Matt Kraning, CTO of Cortex, Palo Alto Networks. “Right now, security analysts have to be this kind of unicorn, able to understand not only how the attackers might get in but also how to set up complex automation and queries that are highly performant over high volumes of data. Now gen AI will make it possible to interact with data more easily,” Kraning said.  

Christophe Van de Weyer, CEO, at Telesign. “Fraudsters are using gen AI to scale up their attacks. As a result, 2023 was a record year for phishing messages, which trick people into sharing their credentials. Gen AI is used by criminals to write the messages in the victim’s language and in the style of a message from a bank, for example. That’s why, in 2024, I believe the ability of consumers to easily decipher legitimate from fraudulent emails and texts will nearly be erased. This will accelerate the actions that businesses are taking to bolster defenses. An increased focus on account integrity will be key. Remember that phishing and other attacks are often used to take over accounts and execute more significant thefts. Companies should use AI to risk-score logins and transactions based on an ongoing analysis of fraud signals. And cybersecurity firms should expand the range of fraud signals that ML can learn, to inform protection measures,” said Van de Weyer.

Rob Robinson, Head of Telstra Purple EMEA.”The number of data points security professionals now have responsibility for monitoring and managing is eye-wateringly high. And with the proliferation of the cloud and intelligent edge deployments, this will only increase in the coming years. Whilst trying to avoid a lot of the guff around AI, the technology is ideally suited to solve some of the security industry’s most difficult problems around threat detection, triage, and response. As a result, in 2024, we’ll see AI transform the necessary skills required of CISOs once again,” Robinson said. 

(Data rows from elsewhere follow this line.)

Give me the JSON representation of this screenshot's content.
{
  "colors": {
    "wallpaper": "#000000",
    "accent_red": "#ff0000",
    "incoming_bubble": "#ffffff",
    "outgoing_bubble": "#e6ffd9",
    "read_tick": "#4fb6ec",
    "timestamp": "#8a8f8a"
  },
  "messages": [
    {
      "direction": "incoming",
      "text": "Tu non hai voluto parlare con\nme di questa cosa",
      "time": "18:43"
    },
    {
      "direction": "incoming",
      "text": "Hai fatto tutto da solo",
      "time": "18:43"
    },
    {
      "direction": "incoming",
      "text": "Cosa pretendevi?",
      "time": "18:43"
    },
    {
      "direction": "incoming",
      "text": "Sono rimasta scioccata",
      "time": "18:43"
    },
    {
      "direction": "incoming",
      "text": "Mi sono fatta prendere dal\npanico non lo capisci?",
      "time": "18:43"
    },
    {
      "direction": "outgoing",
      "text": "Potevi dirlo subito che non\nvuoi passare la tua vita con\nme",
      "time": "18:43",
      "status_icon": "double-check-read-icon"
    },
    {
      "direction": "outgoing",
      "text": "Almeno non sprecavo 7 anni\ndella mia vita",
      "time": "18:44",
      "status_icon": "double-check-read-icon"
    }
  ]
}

Vineet Arora CTO of WinWireArora predicts, Gen AI will significantly augment human capabilities in cybersecurity. I foresee gen AI enabling a lot more automation in currently human-managed security workflows in threat intelligence, security hardening, penetration testing, and detection engineering. Many mundane tasks like log analysis, incident response, and security patching can be automated by gen AI, freeing up valuable time for security analysts to focus on more complex cybersecurity problems. At the same time, malicious human actors leverage gen AI to create highly realistic scenarios for social engineering attacks, impersonated software as malware, and sophisticated phishing campaigns.”

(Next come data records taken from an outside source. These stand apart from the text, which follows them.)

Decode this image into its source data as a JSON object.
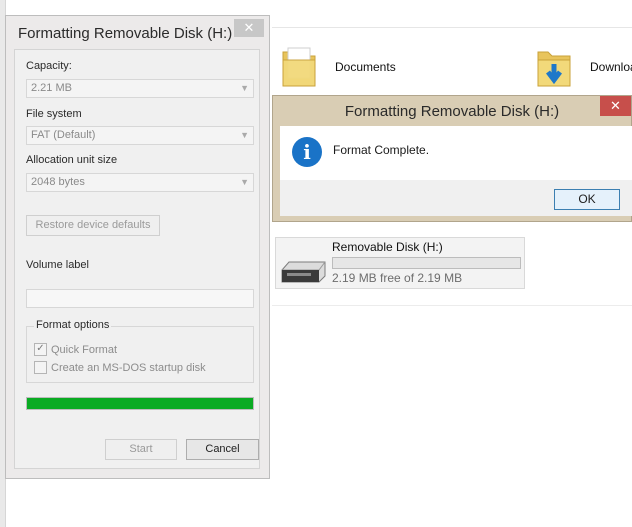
{
  "explorer": {
    "folders": [
      {
        "label": "Documents",
        "icon": "folder-icon"
      },
      {
        "label": "Downloa",
        "icon": "downloads-folder-icon"
      }
    ],
    "drive": {
      "name": "Removable Disk (H:)",
      "free_text": "2.19 MB free of 2.19 MB",
      "used_fraction": 0
    }
  },
  "format_dialog": {
    "title": "Formatting Removable Disk (H:)",
    "close_glyph": "✕",
    "capacity_label": "Capacity:",
    "capacity_value": "2.21 MB",
    "filesystem_label": "File system",
    "filesystem_value": "FAT (Default)",
    "allocation_label": "Allocation unit size",
    "allocation_value": "2048 bytes",
    "restore_label": "Restore device defaults",
    "volume_label": "Volume label",
    "volume_value": "",
    "format_options_label": "Format options",
    "quick_format_label": "Quick Format",
    "quick_format_checked": true,
    "msdos_label": "Create an MS-DOS startup disk",
    "msdos_checked": false,
    "progress_percent": 100,
    "progress_color": "#0aab23",
    "start_label": "Start",
    "cancel_label": "Cancel"
  },
  "message_box": {
    "title": "Formatting Removable Disk (H:)",
    "close_glyph": "✕",
    "message": "Format Complete.",
    "icon": "info-icon",
    "ok_label": "OK",
    "close_color": "#c74f4b"
  }
}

Claudionor Coelho, Chief AI Officer, and Sanjay Kalra, VP, Product Management, Zscaler. “Gen AI will have a substantial and far-reaching impact on compliance in the coming year. Historically, compliance has been a time-consuming endeavor encompassing the development of regulations, the implementation of constraints, the procurement of proof, and responding to customer questions. This has primarily been focused on text and procedures, which will now be automated,” Coelho and Kalra said. 

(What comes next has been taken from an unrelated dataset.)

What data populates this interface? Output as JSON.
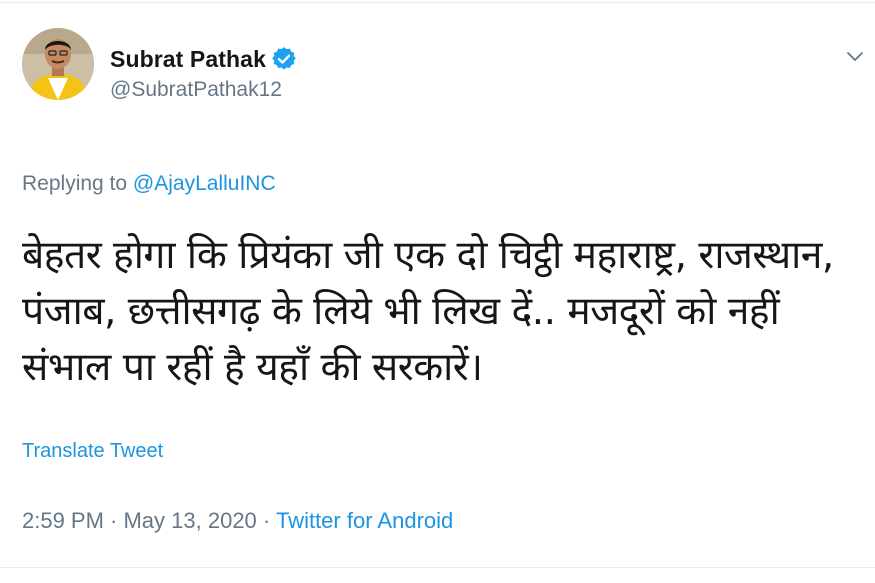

Clint Dixon, CIO of a large global logistics organization. “This is how cybersecurity will work; it will be an AI world. Because it’s moving so fast and the amounts of data there and the models, they’re too complex and too big to expect that teams of individuals will be able to read and interpret it and take actions from it and do that. So it is what’s going to draw I’ve cybersecurity on the go forward,” said Dixon.